Initialement axé sur un projet de film traitant de l’expansion urbaine à l’orée de Moscou, Yulia Lokshina s’est rapidement trouvée confrontée à une réalité plus pressante. Dans un contexte où les images satellites de vastes étendues naturelles russes font écho aux déploiements militaires en Ukraine, le projet prend une nouvelle dimension. Au milieu d’une forêt enneigée, la réalisatrice découvre un groupe de femmes protestant avec ferveur contre la coupe de nombreux arbres, destinée à faire place à une nouvelle école.
Ce phénomène, qualifié par les chercheurs de « colonisation interne », sert de toile de fond au film. Lokshina entremêle les images de ces résistantes locales avec la manière dont l’État russe utilise l’école comme un outil d’endoctrinement. Le film met en scène la protagoniste, ancienne professeure d’anglais en Russie ayant fui pour des raisons politiques. Celle-ci fut secrètement enregistrée par un élève alors qu’elle critiquait l’invasion de l’Ukraine. Cet enregistrement, diffusé à l’échelle du village, illustre la perfidie avec laquelle l’institution scolaire peut être retournée contre ceux qui expriment des opinions divergentes.
« Vocabulaire Actif » révèle comment la Russie emploie l’école non seulement pour inculquer son idéologie aux jeunes générations, mais aussi pour renforcer ses structures autocratiques. Le risque constant de délation et la peur qu’il engendre deviennent ainsi une composante permanente de la vie sociale.
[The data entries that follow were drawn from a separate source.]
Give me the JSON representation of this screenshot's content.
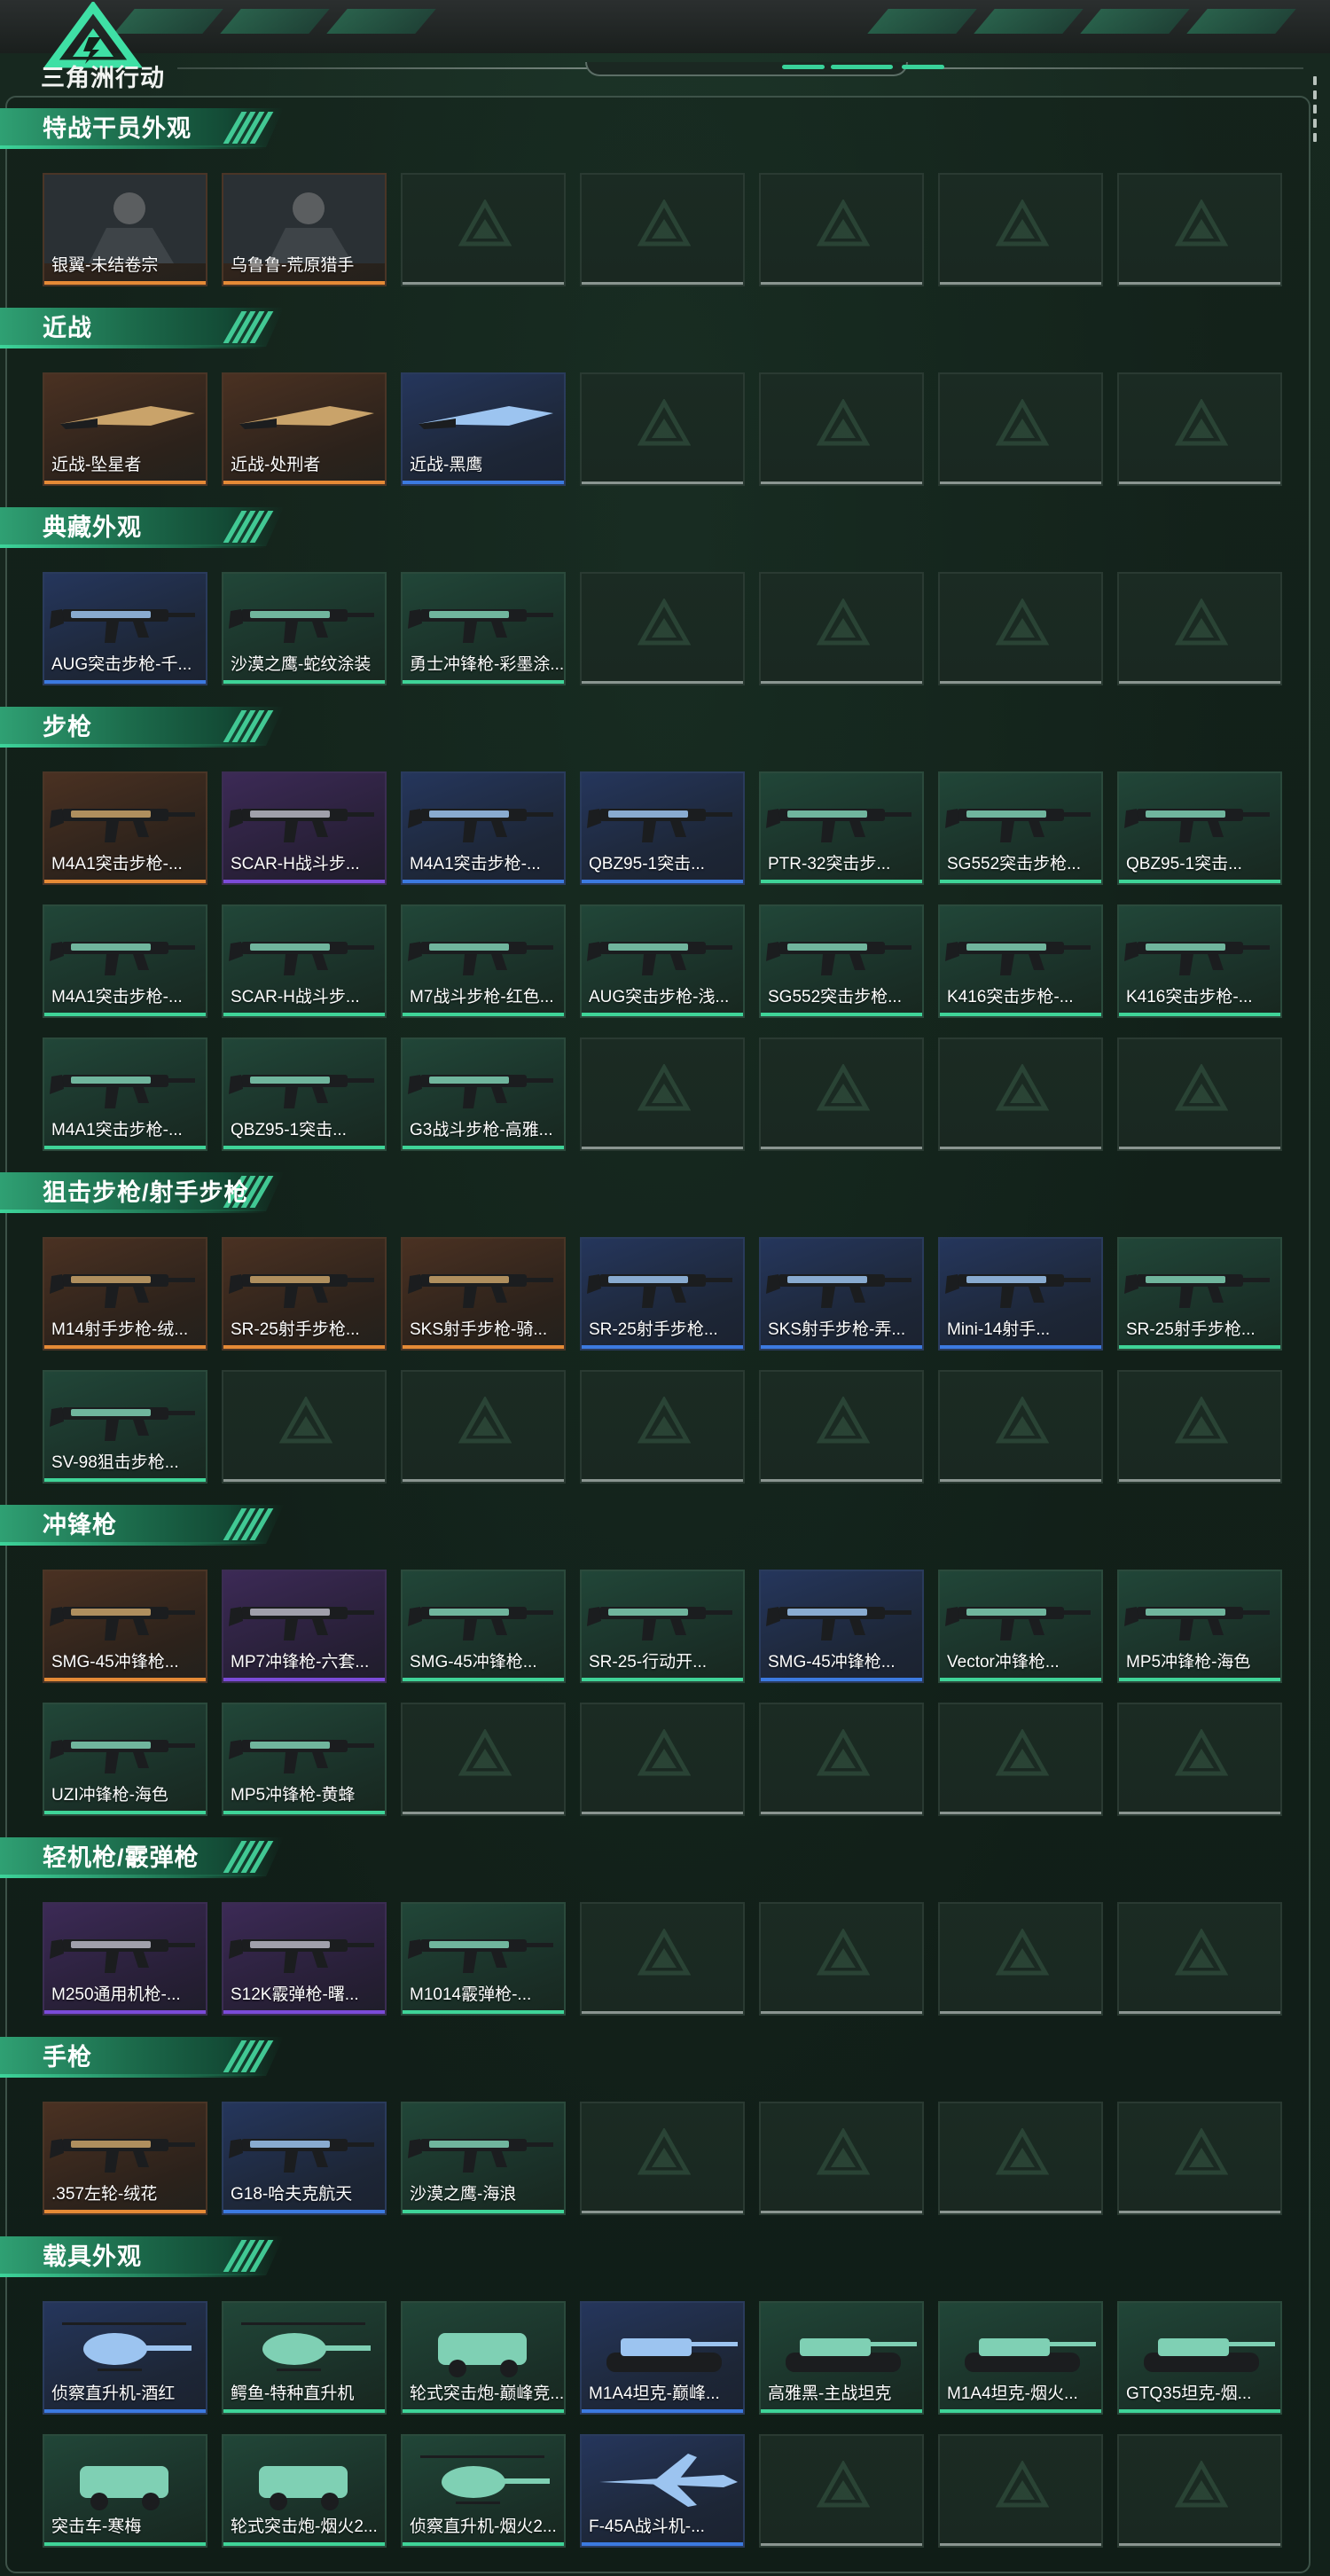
{
  "header": {
    "logo_text": "三角洲行动"
  },
  "sections": [
    {
      "title": "特战干员外观",
      "items": [
        {
          "label": "银翼-未结卷宗",
          "rarity": "orange",
          "icon": "operator-portrait"
        },
        {
          "label": "乌鲁鲁-荒原猎手",
          "rarity": "orange",
          "icon": "operator-portrait"
        }
      ]
    },
    {
      "title": "近战",
      "items": [
        {
          "label": "近战-坠星者",
          "rarity": "orange",
          "icon": "blade-weapon"
        },
        {
          "label": "近战-处刑者",
          "rarity": "orange",
          "icon": "blade-weapon"
        },
        {
          "label": "近战-黑鹰",
          "rarity": "blue",
          "icon": "knife-weapon"
        }
      ]
    },
    {
      "title": "典藏外观",
      "items": [
        {
          "label": "AUG突击步枪-千...",
          "rarity": "blue",
          "icon": "rifle-weapon"
        },
        {
          "label": "沙漠之鹰-蛇纹涂装",
          "rarity": "green",
          "icon": "pistol-weapon"
        },
        {
          "label": "勇士冲锋枪-彩墨涂...",
          "rarity": "green",
          "icon": "smg-weapon"
        }
      ]
    },
    {
      "title": "步枪",
      "items": [
        {
          "label": "M4A1突击步枪-...",
          "rarity": "orange",
          "icon": "rifle-weapon"
        },
        {
          "label": "SCAR-H战斗步...",
          "rarity": "purple",
          "icon": "rifle-weapon"
        },
        {
          "label": "M4A1突击步枪-...",
          "rarity": "blue",
          "icon": "rifle-weapon"
        },
        {
          "label": "QBZ95-1突击...",
          "rarity": "blue",
          "icon": "rifle-weapon"
        },
        {
          "label": "PTR-32突击步...",
          "rarity": "green",
          "icon": "rifle-weapon"
        },
        {
          "label": "SG552突击步枪...",
          "rarity": "green",
          "icon": "rifle-weapon"
        },
        {
          "label": "QBZ95-1突击...",
          "rarity": "green",
          "icon": "rifle-weapon"
        },
        {
          "label": "M4A1突击步枪-...",
          "rarity": "green",
          "icon": "rifle-weapon"
        },
        {
          "label": "SCAR-H战斗步...",
          "rarity": "green",
          "icon": "rifle-weapon"
        },
        {
          "label": "M7战斗步枪-红色...",
          "rarity": "green",
          "icon": "rifle-weapon"
        },
        {
          "label": "AUG突击步枪-浅...",
          "rarity": "green",
          "icon": "rifle-weapon"
        },
        {
          "label": "SG552突击步枪...",
          "rarity": "green",
          "icon": "rifle-weapon"
        },
        {
          "label": "K416突击步枪-...",
          "rarity": "green",
          "icon": "rifle-weapon"
        },
        {
          "label": "K416突击步枪-...",
          "rarity": "green",
          "icon": "rifle-weapon"
        },
        {
          "label": "M4A1突击步枪-...",
          "rarity": "green",
          "icon": "rifle-weapon"
        },
        {
          "label": "QBZ95-1突击...",
          "rarity": "green",
          "icon": "rifle-weapon"
        },
        {
          "label": "G3战斗步枪-高雅...",
          "rarity": "green",
          "icon": "rifle-weapon"
        }
      ]
    },
    {
      "title": "狙击步枪/射手步枪",
      "items": [
        {
          "label": "M14射手步枪-绒...",
          "rarity": "orange",
          "icon": "sniper-weapon"
        },
        {
          "label": "SR-25射手步枪...",
          "rarity": "orange",
          "icon": "sniper-weapon"
        },
        {
          "label": "SKS射手步枪-骑...",
          "rarity": "orange",
          "icon": "sniper-weapon"
        },
        {
          "label": "SR-25射手步枪...",
          "rarity": "blue",
          "icon": "sniper-weapon"
        },
        {
          "label": "SKS射手步枪-弄...",
          "rarity": "blue",
          "icon": "sniper-weapon"
        },
        {
          "label": "Mini-14射手...",
          "rarity": "blue",
          "icon": "sniper-weapon"
        },
        {
          "label": "SR-25射手步枪...",
          "rarity": "green",
          "icon": "sniper-weapon"
        },
        {
          "label": "SV-98狙击步枪...",
          "rarity": "green",
          "icon": "sniper-weapon"
        }
      ]
    },
    {
      "title": "冲锋枪",
      "items": [
        {
          "label": "SMG-45冲锋枪...",
          "rarity": "orange",
          "icon": "smg-weapon"
        },
        {
          "label": "MP7冲锋枪-六套...",
          "rarity": "purple",
          "icon": "smg-weapon"
        },
        {
          "label": "SMG-45冲锋枪...",
          "rarity": "green",
          "icon": "smg-weapon"
        },
        {
          "label": "SR-25-行动开...",
          "rarity": "green",
          "icon": "smg-weapon"
        },
        {
          "label": "SMG-45冲锋枪...",
          "rarity": "blue",
          "icon": "smg-weapon"
        },
        {
          "label": "Vector冲锋枪...",
          "rarity": "green",
          "icon": "smg-weapon"
        },
        {
          "label": "MP5冲锋枪-海色",
          "rarity": "green",
          "icon": "smg-weapon"
        },
        {
          "label": "UZI冲锋枪-海色",
          "rarity": "green",
          "icon": "smg-weapon"
        },
        {
          "label": "MP5冲锋枪-黄蜂",
          "rarity": "green",
          "icon": "smg-weapon"
        }
      ]
    },
    {
      "title": "轻机枪/霰弹枪",
      "items": [
        {
          "label": "M250通用机枪-...",
          "rarity": "purple",
          "icon": "lmg-weapon"
        },
        {
          "label": "S12K霰弹枪-曙...",
          "rarity": "purple",
          "icon": "shotgun-weapon"
        },
        {
          "label": "M1014霰弹枪-...",
          "rarity": "green",
          "icon": "shotgun-weapon"
        }
      ]
    },
    {
      "title": "手枪",
      "items": [
        {
          "label": ".357左轮-绒花",
          "rarity": "orange",
          "icon": "revolver-weapon"
        },
        {
          "label": "G18-哈夫克航天",
          "rarity": "blue",
          "icon": "pistol-weapon"
        },
        {
          "label": "沙漠之鹰-海浪",
          "rarity": "green",
          "icon": "pistol-weapon"
        }
      ]
    },
    {
      "title": "载具外观",
      "items": [
        {
          "label": "侦察直升机-酒红",
          "rarity": "blue",
          "icon": "helicopter-vehicle"
        },
        {
          "label": "鳄鱼-特种直升机",
          "rarity": "green",
          "icon": "helicopter-vehicle"
        },
        {
          "label": "轮式突击炮-巅峰竞...",
          "rarity": "green",
          "icon": "armored-car-vehicle"
        },
        {
          "label": "M1A4坦克-巅峰...",
          "rarity": "blue",
          "icon": "tank-vehicle"
        },
        {
          "label": "高雅黑-主战坦克",
          "rarity": "green",
          "icon": "tank-vehicle"
        },
        {
          "label": "M1A4坦克-烟火...",
          "rarity": "green",
          "icon": "tank-vehicle"
        },
        {
          "label": "GTQ35坦克-烟...",
          "rarity": "green",
          "icon": "tank-vehicle"
        },
        {
          "label": "突击车-寒梅",
          "rarity": "green",
          "icon": "armored-car-vehicle"
        },
        {
          "label": "轮式突击炮-烟火2...",
          "rarity": "green",
          "icon": "armored-car-vehicle"
        },
        {
          "label": "侦察直升机-烟火2...",
          "rarity": "green",
          "icon": "helicopter-vehicle"
        },
        {
          "label": "F-45A战斗机-...",
          "rarity": "blue",
          "icon": "jet-vehicle"
        }
      ]
    }
  ],
  "colors": {
    "orange": "#e58a36",
    "purple": "#7b4bd8",
    "blue": "#3c7ae0",
    "green": "#3fd498",
    "empty": "#8a9590",
    "accent": "#39d29a"
  }
}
Au moment du tournage, la protagoniste enseignait l’anglais dans une école berlinoise. Ses échanges avec ses élèves sur leurs expériences passées en Russie dessinent progressivement une vision de l’école comme symbole de la démocratie. Pour survivre, l’école, et par extension la démocratie, doit apprendre à naviguer des contradictions insolubles, tel le « paradoxe de la tolérance ».
La transparence, force motrice d’une démocratie libérale où chacun peut observer et vérifier l’intégrité des institutions, se transforme en faiblesse lorsque le système est renversé. Dans un contexte autoritaire, cette même transparence permet aux forces antidémocratiques de scruter et de contrôler ceux qui s’opposent à elles, même au sein des espaces clos que sont les établissements scolaires.
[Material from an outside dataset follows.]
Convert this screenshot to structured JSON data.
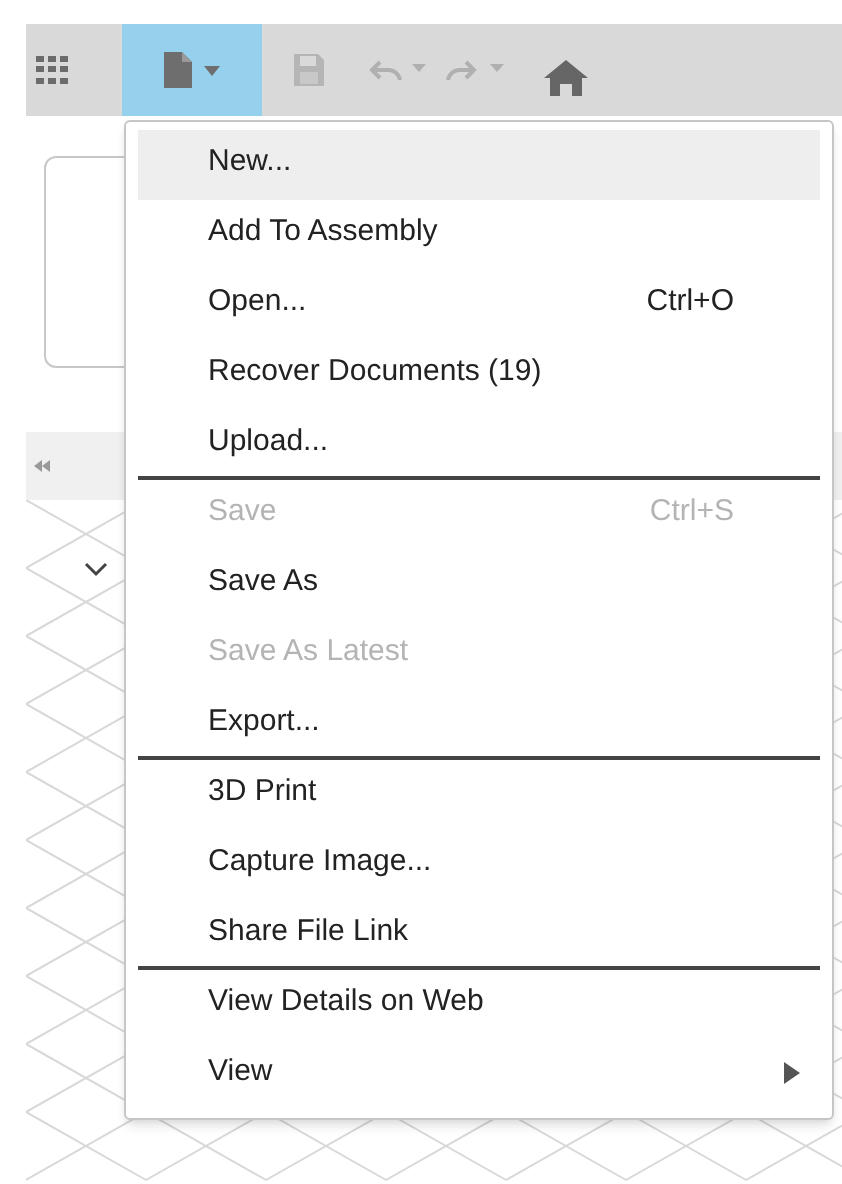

Pour traduire cette dualité, la forme même du film est astucieuse. L’école en construction près de Moscou est représentée sous forme de modèle filaire. Cette technique met en évidence la structure des éléments – plafonds, sols, murs, mobilier – en tant que simples contours, rendant l’ensemble intrinsèquement transparent et symbolisant ainsi la fragilité des frontières entre un lieu d’échange démocratique et un centre d’endoctrinement.
Yulia Lokshina signe ici une œuvre d’une grande complexité, où forme, fond et dimension personnelle s’entrecroisent harmonieusement. Grâce à cette synergie, le spectateur est amené à percevoir clairement la ligne de démarcation ténue entre les lieux propices au dialogue démocratique et ceux de l’endoctrinement autocratique.